Читать книгу The Handbook of Communication Rights, Law, and Ethics - Группа авторов - Страница 39

The Right to Receive Information

Оглавление

Taking a reductionist view, one could imagine that receiving, reading, hearing, purchasing, and subscribing to content are fairly straightforward for all the types of users described earlier. In reality, exercise of the right to receive information has various facets that one should not oversimplify. The ability to receive content – sometimes referred to as the ability to choose content – carries with it the possibility of receiving all kinds of information and opinions, as well as the possibility of refusing to receive such information and opinions. In a hyperconnected society, the receipt of messages is often involuntary. Spam, social web notifications, and messages from other “push technologies” constantly bombard the user. The channels for receiving information, ideas, and opinions change and evolve over time, but they currently include the following:

free access to newspapers;

paid subscriptions for paper or electronic publications;

pay-per-view content (TV, music, news);

content bundles (for example, press and music, or television and books);

newsfeeds from social websites;

electronic alerts and newsletters;

channels containing advertising;

undesired advertising; and

video streaming (Internet, radio, and TV);

Given the possibility of receiving content over 360°, 24 hours a day, 365 days a year – music, radio on the subway, WIFI on airplanes, tablets, and TV in airports – one speaks today of the “right to disconnect” as another part of the “right to receive.” A good example is the US court decision in Hill v. Colorado (2000), which talks about a “right not to receive information”13 that is part of freedom of speech in US law.

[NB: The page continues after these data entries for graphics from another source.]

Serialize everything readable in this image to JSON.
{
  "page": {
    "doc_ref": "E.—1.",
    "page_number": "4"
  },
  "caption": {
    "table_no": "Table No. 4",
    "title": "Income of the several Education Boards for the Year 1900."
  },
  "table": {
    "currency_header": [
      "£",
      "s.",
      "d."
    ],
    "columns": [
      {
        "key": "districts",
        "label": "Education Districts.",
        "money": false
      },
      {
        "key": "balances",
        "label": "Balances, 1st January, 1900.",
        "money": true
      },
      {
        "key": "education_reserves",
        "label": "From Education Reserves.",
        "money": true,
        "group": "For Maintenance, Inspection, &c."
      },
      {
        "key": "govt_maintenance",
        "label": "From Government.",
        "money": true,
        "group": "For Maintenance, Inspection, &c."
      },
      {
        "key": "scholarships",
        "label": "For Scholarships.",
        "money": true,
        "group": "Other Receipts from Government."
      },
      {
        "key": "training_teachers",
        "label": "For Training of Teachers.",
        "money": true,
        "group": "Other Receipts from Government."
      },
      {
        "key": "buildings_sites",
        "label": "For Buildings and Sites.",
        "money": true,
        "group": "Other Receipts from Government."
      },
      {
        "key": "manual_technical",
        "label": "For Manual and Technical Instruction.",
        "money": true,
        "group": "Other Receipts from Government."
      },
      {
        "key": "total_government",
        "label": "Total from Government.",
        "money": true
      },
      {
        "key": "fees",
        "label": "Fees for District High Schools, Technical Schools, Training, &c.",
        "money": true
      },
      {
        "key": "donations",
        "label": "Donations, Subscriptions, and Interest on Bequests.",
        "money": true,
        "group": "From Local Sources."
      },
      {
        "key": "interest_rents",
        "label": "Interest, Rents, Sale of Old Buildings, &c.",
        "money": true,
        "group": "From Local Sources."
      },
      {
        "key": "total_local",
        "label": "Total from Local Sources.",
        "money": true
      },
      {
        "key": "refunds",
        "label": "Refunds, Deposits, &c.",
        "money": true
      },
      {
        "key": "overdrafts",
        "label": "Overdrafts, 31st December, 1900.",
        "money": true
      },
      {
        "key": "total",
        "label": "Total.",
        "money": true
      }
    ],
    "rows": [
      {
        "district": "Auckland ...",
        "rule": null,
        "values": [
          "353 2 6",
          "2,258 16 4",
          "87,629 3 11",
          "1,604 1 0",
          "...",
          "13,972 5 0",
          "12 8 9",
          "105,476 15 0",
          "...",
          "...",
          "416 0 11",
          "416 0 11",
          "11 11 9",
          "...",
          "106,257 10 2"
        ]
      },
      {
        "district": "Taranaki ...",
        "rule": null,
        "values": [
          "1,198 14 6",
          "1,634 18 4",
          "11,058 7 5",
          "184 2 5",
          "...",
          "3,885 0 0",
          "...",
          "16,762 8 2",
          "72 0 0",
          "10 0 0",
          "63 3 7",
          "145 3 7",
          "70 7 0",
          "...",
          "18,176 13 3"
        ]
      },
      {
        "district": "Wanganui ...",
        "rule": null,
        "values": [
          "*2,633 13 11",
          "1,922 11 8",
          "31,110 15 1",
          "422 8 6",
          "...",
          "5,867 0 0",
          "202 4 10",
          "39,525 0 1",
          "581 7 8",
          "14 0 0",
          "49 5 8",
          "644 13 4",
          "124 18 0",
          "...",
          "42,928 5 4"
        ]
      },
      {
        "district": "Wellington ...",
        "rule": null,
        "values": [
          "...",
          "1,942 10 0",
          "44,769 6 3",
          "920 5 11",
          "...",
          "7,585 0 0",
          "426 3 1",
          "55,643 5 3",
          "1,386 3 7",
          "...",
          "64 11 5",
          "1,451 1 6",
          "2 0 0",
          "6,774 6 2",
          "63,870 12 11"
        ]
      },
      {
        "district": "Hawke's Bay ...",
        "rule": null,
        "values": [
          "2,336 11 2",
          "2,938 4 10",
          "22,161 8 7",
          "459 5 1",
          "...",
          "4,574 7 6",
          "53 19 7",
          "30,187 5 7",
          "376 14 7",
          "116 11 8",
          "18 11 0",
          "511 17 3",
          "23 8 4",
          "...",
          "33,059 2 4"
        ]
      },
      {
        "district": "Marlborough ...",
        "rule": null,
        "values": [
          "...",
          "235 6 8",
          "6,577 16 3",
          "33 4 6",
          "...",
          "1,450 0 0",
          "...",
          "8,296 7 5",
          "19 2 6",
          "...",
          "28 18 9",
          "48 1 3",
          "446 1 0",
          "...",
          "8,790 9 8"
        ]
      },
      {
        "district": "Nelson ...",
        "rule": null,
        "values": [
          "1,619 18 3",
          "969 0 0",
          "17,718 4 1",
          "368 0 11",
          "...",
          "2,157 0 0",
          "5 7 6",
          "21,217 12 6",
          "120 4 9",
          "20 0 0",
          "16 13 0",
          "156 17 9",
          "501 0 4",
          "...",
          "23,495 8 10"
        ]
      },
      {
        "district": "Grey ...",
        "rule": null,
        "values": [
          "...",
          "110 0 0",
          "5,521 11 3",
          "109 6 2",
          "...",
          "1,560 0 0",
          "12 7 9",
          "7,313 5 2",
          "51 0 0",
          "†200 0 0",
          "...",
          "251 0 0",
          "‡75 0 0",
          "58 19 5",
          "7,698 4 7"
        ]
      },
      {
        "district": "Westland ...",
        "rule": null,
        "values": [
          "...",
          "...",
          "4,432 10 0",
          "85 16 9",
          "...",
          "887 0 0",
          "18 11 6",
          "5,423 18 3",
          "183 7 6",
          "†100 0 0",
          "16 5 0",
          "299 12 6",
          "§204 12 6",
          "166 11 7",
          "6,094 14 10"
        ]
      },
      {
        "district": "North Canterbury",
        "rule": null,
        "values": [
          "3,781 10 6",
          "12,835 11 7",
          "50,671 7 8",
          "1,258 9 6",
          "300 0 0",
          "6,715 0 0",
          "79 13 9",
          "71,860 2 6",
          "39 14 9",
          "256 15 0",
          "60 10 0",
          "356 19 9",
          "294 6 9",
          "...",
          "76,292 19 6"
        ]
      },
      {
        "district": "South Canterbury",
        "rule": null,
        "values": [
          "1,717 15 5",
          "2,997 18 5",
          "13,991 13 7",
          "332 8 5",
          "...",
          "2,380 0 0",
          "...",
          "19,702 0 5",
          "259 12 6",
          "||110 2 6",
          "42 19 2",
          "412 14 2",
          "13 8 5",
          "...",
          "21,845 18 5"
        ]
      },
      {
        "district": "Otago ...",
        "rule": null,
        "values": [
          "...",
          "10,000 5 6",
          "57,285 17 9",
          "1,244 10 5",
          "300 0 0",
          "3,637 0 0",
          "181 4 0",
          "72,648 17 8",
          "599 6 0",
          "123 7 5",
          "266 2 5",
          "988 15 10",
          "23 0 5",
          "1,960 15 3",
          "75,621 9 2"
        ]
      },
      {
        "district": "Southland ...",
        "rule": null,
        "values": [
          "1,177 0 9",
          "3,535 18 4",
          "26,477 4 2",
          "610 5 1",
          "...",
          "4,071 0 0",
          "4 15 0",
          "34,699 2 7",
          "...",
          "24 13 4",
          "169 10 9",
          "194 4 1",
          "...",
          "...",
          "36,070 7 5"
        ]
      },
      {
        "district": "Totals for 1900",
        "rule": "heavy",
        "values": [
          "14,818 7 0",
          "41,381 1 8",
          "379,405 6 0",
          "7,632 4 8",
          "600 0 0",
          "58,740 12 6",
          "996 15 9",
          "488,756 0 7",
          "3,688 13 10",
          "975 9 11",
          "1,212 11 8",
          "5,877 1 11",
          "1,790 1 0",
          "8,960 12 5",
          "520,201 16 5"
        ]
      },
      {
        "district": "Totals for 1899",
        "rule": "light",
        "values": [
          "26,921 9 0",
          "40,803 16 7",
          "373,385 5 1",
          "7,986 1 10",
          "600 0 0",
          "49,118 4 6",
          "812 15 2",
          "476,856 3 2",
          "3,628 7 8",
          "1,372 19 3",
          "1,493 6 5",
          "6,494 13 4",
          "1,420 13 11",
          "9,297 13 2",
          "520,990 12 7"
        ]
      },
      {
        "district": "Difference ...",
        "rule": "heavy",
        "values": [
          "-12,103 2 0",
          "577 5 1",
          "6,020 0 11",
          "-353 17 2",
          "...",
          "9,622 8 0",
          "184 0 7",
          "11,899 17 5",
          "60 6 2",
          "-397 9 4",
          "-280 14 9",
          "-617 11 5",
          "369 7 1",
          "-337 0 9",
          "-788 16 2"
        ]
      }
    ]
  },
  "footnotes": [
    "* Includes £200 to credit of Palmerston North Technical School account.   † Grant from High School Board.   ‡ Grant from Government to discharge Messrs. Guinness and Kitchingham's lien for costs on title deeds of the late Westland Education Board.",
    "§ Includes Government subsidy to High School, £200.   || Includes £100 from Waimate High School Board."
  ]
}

At the global level, we can say that actively exercising the right to receive or not receive information requires information pluralism (Lecaros 2003, pp. 57–80) – that is, the freedom to create media. The right to receive or not receive information presupposes the freedom to create media, because without such media, there would be no information to receive. Any restriction or administrative condition imposed on the creation of media, in the form of a requirement for authorization, licenses, or concessions, disrupts the ability to create – sometimes gravely so – and reduces media pluralism. This, in turn, disrupts the ability to choose information – that is, to receive it or not. I fear that in developing countries pluralism is scarce. This discrimination can be reduced only by providing Internet access.

Unfortunately, in many countries, the notion that radio and television are state property, as was indeed the case in Europe until the liberalization of the telecommunications industry at the end of the 1990s, has led to a system of licenses and concessions that regulates the existence of audiovisual media. Another challenge to the ability to receive information is legislation that restricts freedom of information. Such legislation runs the gamut from laws that enshrine censorship – which, as we have seen, threaten social websites such as Twitter and Facebook – to content-publishing platforms such as YouTube and even cloud sites like Google Drive, as well as to regulations that restrict specific types of information for religious, social, economic, or political reasons. Any restriction on the dissemination of information is a direct attack on the right to communicate. Of course, freedom has its risks, but they are less evident than the risks that come with the absence of freedom.

Another threat to the ability to receive information, which has been and remains present in many countries, is the excessive presence of the state in media ownership, to the point that private initiatives are squashed or such initiatives must compete with state-run operations at an unfair disadvantage, if for no other reason than that state-run media can draw on government funding and even supplement their budgets from private advertising. Under these circumstances, the right to receive information is annulled or at least weakened, and the state has its own powerful media.

At the opposite extreme lies the hyperconcentration of wealth in private hands in the United States, which has included the development of large media conglomerates. This situation also affects the ability to receive information. When none of the media in a country is public, some voices in that society may go unrepresented, and many perspectives will be neglected, especially in highly fragmented societies. This situation may be exacerbated by the current state of the online news market, characterized by the central role of social media platforms in providing access to the news. These players, whose ownership is also concentrated in a few hands, have an outsized role in controlling both revenue streams for media companies, as they control large parts of the advertising market, and the flow of information itself, as they command large audiences and dictate what news content can reach them, as well as how and when it will do so (see Cetina Presuel and Martínez Sierra 2019).

Other threats to exercising the freedom to receive information, as well as threats to the freedom of selecting information, which all individuals should have, could be mentioned. The most positive solution is to encourage the creation of news companies that have a clear commitment to independence and a strong sense of responsibility as expressed by Nieto14 (1973). Several such examples of new media have emerged in recent years, such as journalist societies (sociétés de rédacteurs). These may not resolve problems completely, but they do allow business risks to be spread over diverse stakeholders.